We can use a similar technique to calculate what we really want: $q_n(k)$ , i.e. the probability of reaching state $k$ at time step $n$ and never having gone outside the error bars along the way. All we need to do is zero out the probabilities that fall outside our bounds.

$\begin{matrix} k = 5 & & & & & & 0 & \\ k = 4 & & & & & 0 & & \\ k = 3 & & & & 0 & & 3/32 & \\ k = 2 & & & 1/4 & & 3/16 & & \\ k = 1 & & 1/2 & & 3/8 & & 9/32 & \\ k = 0 & 1 & & 1/2 & & 3/8 & & \ldots \\ k = -1 & & 1/2 & & 3/8 & & 9/32 & \\ k = -2 & & & 1/4 & & 3/16 & & \\ k = -3 & & & & 0 & & 3/32 & \\ k = -4 & & & & & 0 & & \\ k = -5 & & & & & & 0 & \\ &p_0(k)&p_1(k)&p_2(k)&p_3(k)&p_4(k)&p_5(k)&\ldots \end{matrix}$

The columns no longer sum to one, since not all paths that reach in bounds states never went out of bounds beforehand.
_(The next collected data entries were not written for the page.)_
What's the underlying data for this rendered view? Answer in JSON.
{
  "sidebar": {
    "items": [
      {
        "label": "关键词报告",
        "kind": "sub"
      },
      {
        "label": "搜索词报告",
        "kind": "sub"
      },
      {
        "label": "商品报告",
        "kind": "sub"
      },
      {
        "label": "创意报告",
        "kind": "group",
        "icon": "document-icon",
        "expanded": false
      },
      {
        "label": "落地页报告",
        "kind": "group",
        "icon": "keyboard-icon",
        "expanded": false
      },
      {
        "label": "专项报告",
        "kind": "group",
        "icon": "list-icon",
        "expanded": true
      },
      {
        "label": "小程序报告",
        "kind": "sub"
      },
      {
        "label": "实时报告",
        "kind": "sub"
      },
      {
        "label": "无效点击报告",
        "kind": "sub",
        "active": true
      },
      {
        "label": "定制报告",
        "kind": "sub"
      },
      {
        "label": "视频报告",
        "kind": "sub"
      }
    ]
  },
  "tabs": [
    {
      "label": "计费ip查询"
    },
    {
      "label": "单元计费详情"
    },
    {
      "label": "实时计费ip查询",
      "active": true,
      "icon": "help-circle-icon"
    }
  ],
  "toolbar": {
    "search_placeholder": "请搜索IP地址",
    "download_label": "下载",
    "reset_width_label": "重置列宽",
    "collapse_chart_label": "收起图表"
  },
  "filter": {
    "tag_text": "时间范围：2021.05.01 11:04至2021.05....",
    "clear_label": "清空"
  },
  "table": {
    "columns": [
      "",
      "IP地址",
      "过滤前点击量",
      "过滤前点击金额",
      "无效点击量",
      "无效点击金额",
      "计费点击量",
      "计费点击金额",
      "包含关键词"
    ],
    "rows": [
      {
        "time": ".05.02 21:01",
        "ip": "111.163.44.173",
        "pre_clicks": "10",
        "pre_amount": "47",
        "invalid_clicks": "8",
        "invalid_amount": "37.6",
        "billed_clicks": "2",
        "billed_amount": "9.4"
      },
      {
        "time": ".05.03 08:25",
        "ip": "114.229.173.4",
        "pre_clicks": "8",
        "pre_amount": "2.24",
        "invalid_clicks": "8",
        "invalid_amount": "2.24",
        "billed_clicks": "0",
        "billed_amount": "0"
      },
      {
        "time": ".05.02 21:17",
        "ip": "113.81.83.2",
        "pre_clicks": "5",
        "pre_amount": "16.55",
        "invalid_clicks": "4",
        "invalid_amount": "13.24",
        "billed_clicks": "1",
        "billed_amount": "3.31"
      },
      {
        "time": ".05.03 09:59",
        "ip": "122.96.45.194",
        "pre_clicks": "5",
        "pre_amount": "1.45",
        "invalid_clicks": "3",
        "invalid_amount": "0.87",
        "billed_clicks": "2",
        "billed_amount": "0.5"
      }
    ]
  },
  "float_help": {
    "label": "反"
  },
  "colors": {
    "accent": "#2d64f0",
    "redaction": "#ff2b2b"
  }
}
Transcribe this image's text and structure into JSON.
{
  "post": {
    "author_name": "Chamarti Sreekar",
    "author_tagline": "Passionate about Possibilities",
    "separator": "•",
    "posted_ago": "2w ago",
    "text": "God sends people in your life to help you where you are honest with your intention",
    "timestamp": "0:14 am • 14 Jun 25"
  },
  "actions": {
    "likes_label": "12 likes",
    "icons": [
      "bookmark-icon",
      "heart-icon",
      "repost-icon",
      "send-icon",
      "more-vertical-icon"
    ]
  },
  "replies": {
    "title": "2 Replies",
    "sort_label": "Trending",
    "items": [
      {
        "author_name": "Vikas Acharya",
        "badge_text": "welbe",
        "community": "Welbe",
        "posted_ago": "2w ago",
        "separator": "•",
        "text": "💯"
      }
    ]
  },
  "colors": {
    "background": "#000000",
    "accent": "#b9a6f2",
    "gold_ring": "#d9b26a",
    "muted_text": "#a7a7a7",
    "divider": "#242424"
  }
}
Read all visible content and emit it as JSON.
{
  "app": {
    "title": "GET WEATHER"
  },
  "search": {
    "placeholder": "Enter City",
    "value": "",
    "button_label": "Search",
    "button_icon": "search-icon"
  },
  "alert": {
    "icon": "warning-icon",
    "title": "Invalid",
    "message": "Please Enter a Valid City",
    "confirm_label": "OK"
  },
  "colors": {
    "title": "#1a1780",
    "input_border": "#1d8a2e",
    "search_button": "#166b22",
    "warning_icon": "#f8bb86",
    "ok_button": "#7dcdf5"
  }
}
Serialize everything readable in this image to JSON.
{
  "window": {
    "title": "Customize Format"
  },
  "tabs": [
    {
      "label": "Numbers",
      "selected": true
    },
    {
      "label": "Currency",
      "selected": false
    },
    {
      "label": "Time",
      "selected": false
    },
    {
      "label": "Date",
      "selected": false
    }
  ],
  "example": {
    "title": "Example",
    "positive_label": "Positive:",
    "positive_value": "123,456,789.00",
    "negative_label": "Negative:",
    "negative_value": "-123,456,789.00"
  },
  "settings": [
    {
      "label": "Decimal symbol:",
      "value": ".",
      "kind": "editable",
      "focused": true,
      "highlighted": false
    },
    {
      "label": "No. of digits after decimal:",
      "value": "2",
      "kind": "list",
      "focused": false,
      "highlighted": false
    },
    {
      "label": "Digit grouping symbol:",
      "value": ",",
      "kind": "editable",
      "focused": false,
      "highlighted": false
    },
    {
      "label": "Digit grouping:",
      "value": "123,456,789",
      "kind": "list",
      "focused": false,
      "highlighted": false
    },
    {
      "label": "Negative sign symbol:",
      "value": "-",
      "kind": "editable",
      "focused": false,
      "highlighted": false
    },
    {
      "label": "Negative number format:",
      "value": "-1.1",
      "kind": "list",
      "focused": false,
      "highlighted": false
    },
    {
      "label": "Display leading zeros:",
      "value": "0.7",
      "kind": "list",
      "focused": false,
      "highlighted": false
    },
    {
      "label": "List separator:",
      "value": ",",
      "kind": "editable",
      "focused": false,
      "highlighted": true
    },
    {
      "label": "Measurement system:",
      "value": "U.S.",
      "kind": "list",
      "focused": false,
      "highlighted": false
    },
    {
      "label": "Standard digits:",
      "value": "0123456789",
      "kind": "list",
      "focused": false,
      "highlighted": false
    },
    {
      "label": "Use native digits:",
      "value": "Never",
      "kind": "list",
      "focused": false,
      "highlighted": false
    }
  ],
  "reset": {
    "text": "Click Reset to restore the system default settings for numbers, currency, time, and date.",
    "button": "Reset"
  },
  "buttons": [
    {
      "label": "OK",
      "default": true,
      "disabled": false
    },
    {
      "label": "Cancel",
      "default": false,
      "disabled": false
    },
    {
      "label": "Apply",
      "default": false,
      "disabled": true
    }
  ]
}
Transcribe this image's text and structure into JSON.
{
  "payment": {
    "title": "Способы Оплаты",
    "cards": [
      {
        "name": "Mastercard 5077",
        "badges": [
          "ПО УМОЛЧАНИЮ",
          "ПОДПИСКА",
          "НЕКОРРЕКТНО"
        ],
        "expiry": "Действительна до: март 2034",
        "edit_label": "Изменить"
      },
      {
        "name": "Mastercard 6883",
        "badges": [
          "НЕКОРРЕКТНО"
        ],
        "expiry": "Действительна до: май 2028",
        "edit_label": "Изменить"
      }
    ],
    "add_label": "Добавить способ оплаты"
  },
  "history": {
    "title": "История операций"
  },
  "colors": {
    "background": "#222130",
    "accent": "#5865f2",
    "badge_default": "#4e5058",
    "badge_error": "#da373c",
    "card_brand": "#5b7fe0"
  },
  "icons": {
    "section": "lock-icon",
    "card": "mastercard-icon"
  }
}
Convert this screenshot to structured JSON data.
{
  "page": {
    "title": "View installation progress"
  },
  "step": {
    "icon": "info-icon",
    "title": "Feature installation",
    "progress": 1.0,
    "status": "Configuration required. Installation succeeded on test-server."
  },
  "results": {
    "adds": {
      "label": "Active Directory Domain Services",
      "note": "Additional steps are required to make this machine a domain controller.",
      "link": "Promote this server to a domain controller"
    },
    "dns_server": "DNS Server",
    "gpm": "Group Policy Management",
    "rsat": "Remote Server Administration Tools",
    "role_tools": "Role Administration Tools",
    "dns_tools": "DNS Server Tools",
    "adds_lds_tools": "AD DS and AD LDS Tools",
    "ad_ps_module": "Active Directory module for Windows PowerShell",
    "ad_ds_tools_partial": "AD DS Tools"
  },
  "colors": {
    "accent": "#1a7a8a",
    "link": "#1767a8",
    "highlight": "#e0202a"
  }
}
For reference, here are the standard deviation bounds relevant for the figure above.

n	1.5 * sqrt(n)
1	1.5
2	2.1
3	2.6
4	3.0
5	3.4

Because nonzero probabilities never occur outside $k > 1.5 \sqrt{n}$ , this technique is surprisingly scalable. For instance, there are only 95 nonzero values in the 1,000th column. (Contrast this with $N_{1000}(k)$ , for which there would be 2001 nonzero values, many of which are astronomically large.)

This makes it easy to compute the values for all $n$ up to 1,000.

probs

And to answer the specific question we started with, 14.5% of all possible trajectories have never left $\pm1.5 \sigma$ at step 1000.